Furthermore, it indicates that inflation “It is going down a little faster than expected” and “the resilience of the global economy” this “being favored by strong labor markets and an expanding workforce“, a situation that is mainly due to immigration, “which has been especially useful in countries with aging populations,” declared the managing director.
“Based on this scenario, it is tempting to breathe a sigh of relief. We have avoided a recession global crisis and a period of stagflation, as some had predicted.said the Bulgarian, who in the coming weeks will be re-elected to her position because she is the only candidate for the position.
Although Georgieva was much less pessimistic in this speech than on previous occasions, she did recognize that there is still “lots of things to worry about.”

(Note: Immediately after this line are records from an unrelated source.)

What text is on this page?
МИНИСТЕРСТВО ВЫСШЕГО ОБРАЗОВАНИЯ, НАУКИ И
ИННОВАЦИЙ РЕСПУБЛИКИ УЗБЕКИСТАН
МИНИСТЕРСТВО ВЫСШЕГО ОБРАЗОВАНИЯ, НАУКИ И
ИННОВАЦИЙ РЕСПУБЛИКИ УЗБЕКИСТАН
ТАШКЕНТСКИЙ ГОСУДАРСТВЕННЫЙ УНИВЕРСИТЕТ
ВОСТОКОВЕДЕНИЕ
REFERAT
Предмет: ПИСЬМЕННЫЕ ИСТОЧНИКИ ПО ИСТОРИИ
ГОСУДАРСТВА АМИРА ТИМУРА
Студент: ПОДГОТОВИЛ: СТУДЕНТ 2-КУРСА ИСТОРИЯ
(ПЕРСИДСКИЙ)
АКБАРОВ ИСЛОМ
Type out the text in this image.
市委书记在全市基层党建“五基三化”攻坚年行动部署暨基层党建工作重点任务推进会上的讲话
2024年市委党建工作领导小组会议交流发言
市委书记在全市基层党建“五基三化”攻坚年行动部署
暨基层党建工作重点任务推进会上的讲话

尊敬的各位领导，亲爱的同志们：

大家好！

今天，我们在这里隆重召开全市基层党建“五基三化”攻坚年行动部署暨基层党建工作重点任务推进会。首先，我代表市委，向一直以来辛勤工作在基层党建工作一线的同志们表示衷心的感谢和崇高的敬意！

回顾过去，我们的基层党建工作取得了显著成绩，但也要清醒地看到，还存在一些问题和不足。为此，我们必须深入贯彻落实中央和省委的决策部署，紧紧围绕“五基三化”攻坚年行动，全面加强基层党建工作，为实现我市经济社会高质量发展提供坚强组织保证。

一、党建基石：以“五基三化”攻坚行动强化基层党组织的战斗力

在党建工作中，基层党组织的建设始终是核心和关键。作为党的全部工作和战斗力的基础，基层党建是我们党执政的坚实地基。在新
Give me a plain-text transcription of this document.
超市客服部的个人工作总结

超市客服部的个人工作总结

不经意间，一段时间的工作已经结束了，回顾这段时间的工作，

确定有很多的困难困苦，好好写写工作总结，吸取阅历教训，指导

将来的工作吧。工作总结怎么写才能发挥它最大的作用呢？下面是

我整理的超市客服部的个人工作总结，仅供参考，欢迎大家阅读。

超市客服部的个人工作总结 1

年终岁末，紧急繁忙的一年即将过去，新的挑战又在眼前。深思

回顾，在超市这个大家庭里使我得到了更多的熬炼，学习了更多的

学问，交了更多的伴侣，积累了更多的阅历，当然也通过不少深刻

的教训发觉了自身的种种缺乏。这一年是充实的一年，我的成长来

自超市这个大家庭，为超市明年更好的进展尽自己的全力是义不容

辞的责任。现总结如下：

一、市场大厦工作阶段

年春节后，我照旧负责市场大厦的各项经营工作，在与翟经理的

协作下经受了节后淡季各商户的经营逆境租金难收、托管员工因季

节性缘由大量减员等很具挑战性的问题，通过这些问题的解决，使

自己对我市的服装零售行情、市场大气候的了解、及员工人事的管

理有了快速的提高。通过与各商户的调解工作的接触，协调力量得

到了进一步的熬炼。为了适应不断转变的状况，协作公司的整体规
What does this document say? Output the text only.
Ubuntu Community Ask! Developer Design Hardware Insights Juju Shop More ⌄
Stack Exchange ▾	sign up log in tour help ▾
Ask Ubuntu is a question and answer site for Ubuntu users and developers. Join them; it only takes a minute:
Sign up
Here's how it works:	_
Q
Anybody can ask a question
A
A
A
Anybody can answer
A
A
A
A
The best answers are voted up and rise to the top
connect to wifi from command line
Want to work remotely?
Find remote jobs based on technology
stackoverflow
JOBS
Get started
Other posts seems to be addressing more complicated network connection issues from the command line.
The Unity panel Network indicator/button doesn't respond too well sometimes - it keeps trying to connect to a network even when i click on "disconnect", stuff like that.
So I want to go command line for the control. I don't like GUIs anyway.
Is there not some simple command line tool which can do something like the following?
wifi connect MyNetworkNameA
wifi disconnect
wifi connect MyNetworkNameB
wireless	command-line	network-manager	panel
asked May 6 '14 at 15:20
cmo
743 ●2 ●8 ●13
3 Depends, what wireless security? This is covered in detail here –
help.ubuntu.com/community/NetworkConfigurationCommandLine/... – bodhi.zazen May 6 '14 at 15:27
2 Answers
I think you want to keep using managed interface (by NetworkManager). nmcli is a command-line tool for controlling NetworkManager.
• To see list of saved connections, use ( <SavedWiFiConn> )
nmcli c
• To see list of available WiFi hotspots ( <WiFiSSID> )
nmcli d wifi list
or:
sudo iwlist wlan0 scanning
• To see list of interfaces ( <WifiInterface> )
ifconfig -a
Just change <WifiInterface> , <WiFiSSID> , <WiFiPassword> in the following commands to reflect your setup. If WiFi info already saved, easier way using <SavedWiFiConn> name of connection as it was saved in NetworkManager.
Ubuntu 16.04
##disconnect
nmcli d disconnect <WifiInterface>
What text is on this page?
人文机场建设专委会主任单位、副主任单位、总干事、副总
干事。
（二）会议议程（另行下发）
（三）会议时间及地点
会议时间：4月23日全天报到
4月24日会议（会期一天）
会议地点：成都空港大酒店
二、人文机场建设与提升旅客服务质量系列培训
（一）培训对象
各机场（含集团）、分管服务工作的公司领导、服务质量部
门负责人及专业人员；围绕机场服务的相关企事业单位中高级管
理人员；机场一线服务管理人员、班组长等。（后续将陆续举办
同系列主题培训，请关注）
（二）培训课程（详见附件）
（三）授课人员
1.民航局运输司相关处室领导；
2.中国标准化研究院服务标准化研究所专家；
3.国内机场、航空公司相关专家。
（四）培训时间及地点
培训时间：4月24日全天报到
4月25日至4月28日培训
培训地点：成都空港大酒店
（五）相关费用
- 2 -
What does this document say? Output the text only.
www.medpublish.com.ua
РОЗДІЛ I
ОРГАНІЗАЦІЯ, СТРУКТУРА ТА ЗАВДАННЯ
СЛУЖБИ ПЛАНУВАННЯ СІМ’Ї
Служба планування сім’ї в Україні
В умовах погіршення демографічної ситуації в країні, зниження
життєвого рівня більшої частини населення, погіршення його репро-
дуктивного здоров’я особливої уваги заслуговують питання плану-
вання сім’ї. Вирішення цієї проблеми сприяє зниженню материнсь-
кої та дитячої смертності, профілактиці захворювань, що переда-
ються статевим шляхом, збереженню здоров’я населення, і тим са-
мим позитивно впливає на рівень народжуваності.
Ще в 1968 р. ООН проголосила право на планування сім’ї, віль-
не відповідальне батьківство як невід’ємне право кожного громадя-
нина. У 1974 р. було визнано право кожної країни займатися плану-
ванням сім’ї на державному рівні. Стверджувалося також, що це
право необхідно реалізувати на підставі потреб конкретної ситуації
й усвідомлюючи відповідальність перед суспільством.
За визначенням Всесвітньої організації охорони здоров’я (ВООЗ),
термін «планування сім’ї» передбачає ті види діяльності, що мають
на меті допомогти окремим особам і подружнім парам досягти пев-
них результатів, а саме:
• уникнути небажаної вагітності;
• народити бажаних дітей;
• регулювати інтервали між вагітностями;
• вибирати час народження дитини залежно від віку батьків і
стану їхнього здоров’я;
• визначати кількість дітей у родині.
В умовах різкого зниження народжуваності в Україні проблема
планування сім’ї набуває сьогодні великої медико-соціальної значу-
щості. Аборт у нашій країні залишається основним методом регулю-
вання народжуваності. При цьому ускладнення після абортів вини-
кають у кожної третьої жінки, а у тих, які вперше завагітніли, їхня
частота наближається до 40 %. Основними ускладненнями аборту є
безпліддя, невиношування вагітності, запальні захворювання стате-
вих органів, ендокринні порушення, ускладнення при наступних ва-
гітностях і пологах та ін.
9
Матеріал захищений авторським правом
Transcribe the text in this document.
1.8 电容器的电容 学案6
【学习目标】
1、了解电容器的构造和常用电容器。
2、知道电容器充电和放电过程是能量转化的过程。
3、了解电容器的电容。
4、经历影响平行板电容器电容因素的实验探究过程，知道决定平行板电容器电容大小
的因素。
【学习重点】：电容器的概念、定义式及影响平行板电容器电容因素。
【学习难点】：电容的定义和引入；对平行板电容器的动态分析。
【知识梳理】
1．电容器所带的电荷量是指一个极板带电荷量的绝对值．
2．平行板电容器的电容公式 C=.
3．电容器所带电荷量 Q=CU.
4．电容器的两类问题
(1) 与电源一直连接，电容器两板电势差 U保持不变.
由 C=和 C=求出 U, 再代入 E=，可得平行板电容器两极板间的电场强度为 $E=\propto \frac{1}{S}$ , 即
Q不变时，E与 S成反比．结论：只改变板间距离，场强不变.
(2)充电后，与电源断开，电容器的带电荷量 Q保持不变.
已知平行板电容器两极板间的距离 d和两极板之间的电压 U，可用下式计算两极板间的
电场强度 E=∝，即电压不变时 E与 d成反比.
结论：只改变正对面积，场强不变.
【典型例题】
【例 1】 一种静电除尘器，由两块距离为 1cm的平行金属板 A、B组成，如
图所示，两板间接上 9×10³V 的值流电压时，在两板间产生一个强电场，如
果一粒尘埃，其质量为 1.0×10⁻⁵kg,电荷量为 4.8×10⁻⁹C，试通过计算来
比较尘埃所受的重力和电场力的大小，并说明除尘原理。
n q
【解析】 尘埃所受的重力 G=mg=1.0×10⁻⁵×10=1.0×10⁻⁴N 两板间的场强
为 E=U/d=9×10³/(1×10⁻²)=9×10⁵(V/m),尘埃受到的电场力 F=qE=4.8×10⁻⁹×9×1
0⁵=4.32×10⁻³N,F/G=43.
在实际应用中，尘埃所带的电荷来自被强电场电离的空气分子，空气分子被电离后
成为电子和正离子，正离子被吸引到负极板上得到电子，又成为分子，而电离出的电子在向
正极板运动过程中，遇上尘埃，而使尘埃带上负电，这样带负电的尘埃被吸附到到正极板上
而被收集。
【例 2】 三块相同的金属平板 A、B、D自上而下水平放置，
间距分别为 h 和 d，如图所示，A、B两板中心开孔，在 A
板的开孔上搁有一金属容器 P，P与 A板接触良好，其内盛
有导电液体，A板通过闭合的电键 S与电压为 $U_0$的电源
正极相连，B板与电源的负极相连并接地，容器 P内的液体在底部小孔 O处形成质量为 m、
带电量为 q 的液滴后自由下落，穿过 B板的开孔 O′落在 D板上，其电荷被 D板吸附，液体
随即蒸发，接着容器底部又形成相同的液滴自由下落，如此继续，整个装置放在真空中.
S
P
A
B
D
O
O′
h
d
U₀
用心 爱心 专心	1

Among them, the poor medium-term global growth prospects, which continue to be below their historical average, around 3%.
Without “a course correction”he noted, the world is heading towards “the lukewarm twenties, a slow and disappointing decade.”
Another concern is that currently “the global environment has become more challenging” and geopolitical tensions have increased “the risks of fragmentation of the World economy”.
The last effort of central banks
In Georgieva’s opinion, one of the most immediate global challenges is to recover price stability, a task that is being carried out by central bankers, who are studying “when to cut interest rates and to what extent.”
These “they must carefully calibrate their decisions based on incoming data” and, in this final stretch, “It is doubly important that they maintain their independence.”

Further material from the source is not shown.